Di Marca si è gettato dal terrazzo condominiale del palazzo di tre piani in via di San Francesco a Ripa, in cui viveva con moglie e figlio, che erano presenti in casa. L’uomo è morto sul colpo e il suo corpo è stato coperto e transennato in attesa dell’arrivo della polizia mortuaria.
Sono state fatte delle indagini per stabilire se si fosse trattato di un gesto volontario o di un suicidio.
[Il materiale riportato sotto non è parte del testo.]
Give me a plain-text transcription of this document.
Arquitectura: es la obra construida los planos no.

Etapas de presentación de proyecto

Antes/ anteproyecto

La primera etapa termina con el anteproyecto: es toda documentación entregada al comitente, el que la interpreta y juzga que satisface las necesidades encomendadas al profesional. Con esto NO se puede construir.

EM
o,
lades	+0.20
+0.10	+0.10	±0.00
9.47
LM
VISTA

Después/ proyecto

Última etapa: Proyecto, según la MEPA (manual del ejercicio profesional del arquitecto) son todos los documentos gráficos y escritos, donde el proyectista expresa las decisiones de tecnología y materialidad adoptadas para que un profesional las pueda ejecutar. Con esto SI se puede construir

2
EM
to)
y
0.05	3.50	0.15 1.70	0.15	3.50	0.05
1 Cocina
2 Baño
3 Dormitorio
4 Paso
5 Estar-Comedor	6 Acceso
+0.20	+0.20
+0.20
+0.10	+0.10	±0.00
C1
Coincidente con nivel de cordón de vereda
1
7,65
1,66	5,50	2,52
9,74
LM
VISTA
Gli investigatori del commissariato Trastevere, guidati da Angela Losacco, hanno trovato un biglietto in casa dell’attore, un ultimo messaggio alla famiglia scritto su un foglio con il quale Di Marca ha spiegato le ragioni del gesto.
Appena una settimana fa Pippo Di Marca si era raccontato in un video condiviso sui social dalla pagina Facebook Teatroinscatola. L’attore non aveva accennato ad alcun problema di salute, ma aveva parlato degli inizi nel teatro d’avanguardia e negli spazi underground romani dei primi anni Settanta, a partire dal Teatro la Fede e poi dal Beat 72.
In quel periodo, tra il 1971 e il 1972, insieme ad altri giovani artisti cercava nuovi linguaggi teatrali in un ambiente pieno di energia, anche se gli spazi erano piccoli e difficili da gestire. Dopo il Beat 72 – ha spiegato Di Marca – arrivò la ricerca di un luogo proprio: scoprì il Colosseo, dove realizzò uno dei primi esperimenti di metateatro, prima di spostarsi in una cantina di via Sora, uno spazio raccolto che gli permise di creare spettacoli destinati poi a girare in Italia e in Europa. Tra questi anche una personale versione di Salome, nata quasi come una “sfida” a Carmelo Bene.